There are glimmers of hope. Ireland is doing better than expected. But, throughout the eurozone, growth has stalled. Young people in Spain are becoming increasingly restless as unemployment heads above 43%.
So the question remains? How will the debt mountains that are at the heart of this crisis be brought down?
Europeans leaders and officials are running out of ideas as was witnessed at the Sarkozy-Merkel summit in August.
Many are openly saying the eurozone will only escape this crisis if it becomes a "transfer union"; that the debts of individual countries become the debts of the bloc as a whole. But such a giant step would require the zone to become both a fiscal and political union.
That would be a fundamental challenge to democracy. Such a change could not be nodded through.
German Finance Minister Wolfgang Schaeuble acknowledged that last week when he said a new EU treaty would be needed to transfer further economic and financial policy powers to Brussels.
And in the current climate, public opinion cannot be counted on. There is still strong support for the EU in Germany, but confidence in the union is slipping.

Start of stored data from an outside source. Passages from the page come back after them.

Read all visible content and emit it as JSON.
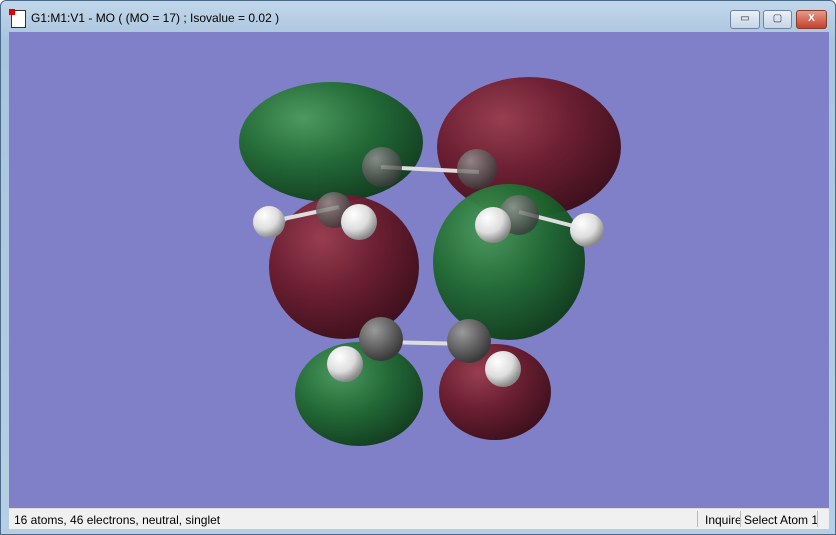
{
  "window": {
    "title": "G1:M1:V1 - MO ( (MO = 17) ; Isovalue = 0.02 )"
  },
  "controls": {
    "minimize": "▭",
    "maximize": "▢",
    "close": "X"
  },
  "colors": {
    "background": "#8080c9",
    "positive_lobe": "#1a6a2e",
    "negative_lobe": "#6a1a2a"
  },
  "status": {
    "info": "16 atoms, 46 electrons, neutral, singlet",
    "mode": "Inquire",
    "action": "Select Atom 1"
  }
}
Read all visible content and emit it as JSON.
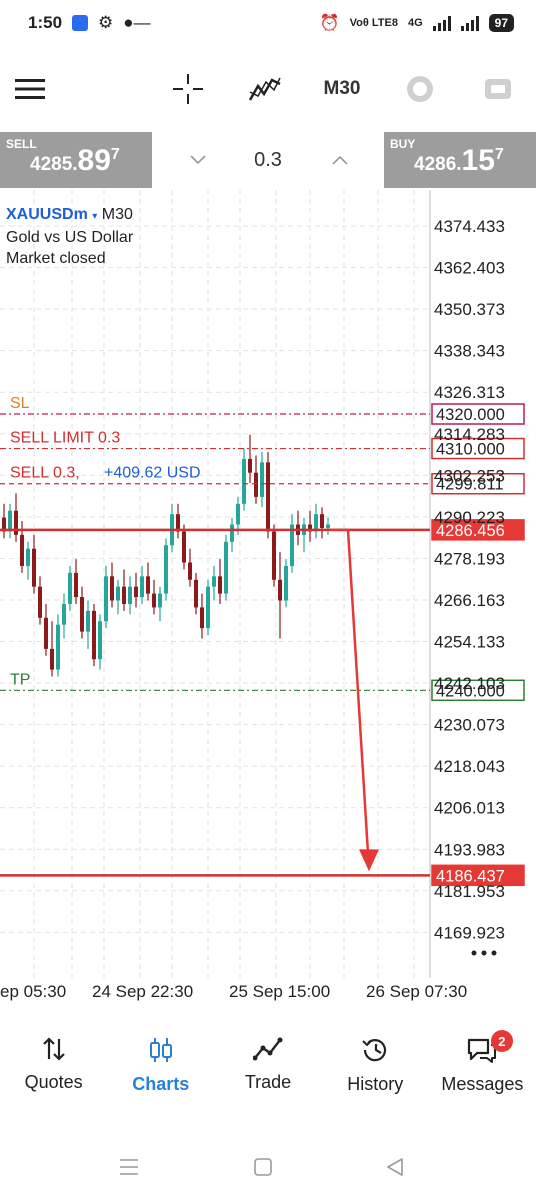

Europe has tried almost everything to put out the fires except for much closer economic integration. But that is deeply disturbing for many voters who never signed up for such a union.
The arguments, not surprisingly, are raging most strongly in Germany. After all, they are now exposed to over 200bn euros (£175bn) in guarantees.
This anxiety was reflected in comments made by German President Christian Wulff. He warned the ECB's purchase of Italian and Spanish bonds was striking at the "very core" of democracy.
"Decisions have to be made in parliament in a liberal democracy," he said. The director of the main eurozone bailout fund warned "hysteria" was sweeping Germany.
But Germany is having to ask what kind of democracy it wants and what kind of Europe it wants. The most fundamental questions.
This week, the German constitutional court in Karlsruhe will give a ruling on whether the bailouts broke EU law and undermined German sovereignty.
It is a landmark decision with huge implications. The court may grant the German parliament a greater say in how the bailout fund is used in the future. But strengthening democratic oversight may limit the fund's flexibility.
Also this week, German MPs will begin debating the increased role of the eurozone's bail fund. They will vote on the issue at the end of September.
Many of Chancellor Merkel's own supporters are uneasy with these new commitments. If she has to depend on the opposition to win the vote, it could trigger an early election.
So the eurozone crisis is fast becoming a test for democracy in Europe. The dilemma is that the EU project has got way ahead of where most people are.
They still find their identity in their nation-states rather than in Europe's institutions. It may be that the people in places like Germany will be willing to trade key sovereignty over economic matters for the survival of the euro.
But they may not. And if we reach that stage, Europe's big argument will be about the meaning of democracy.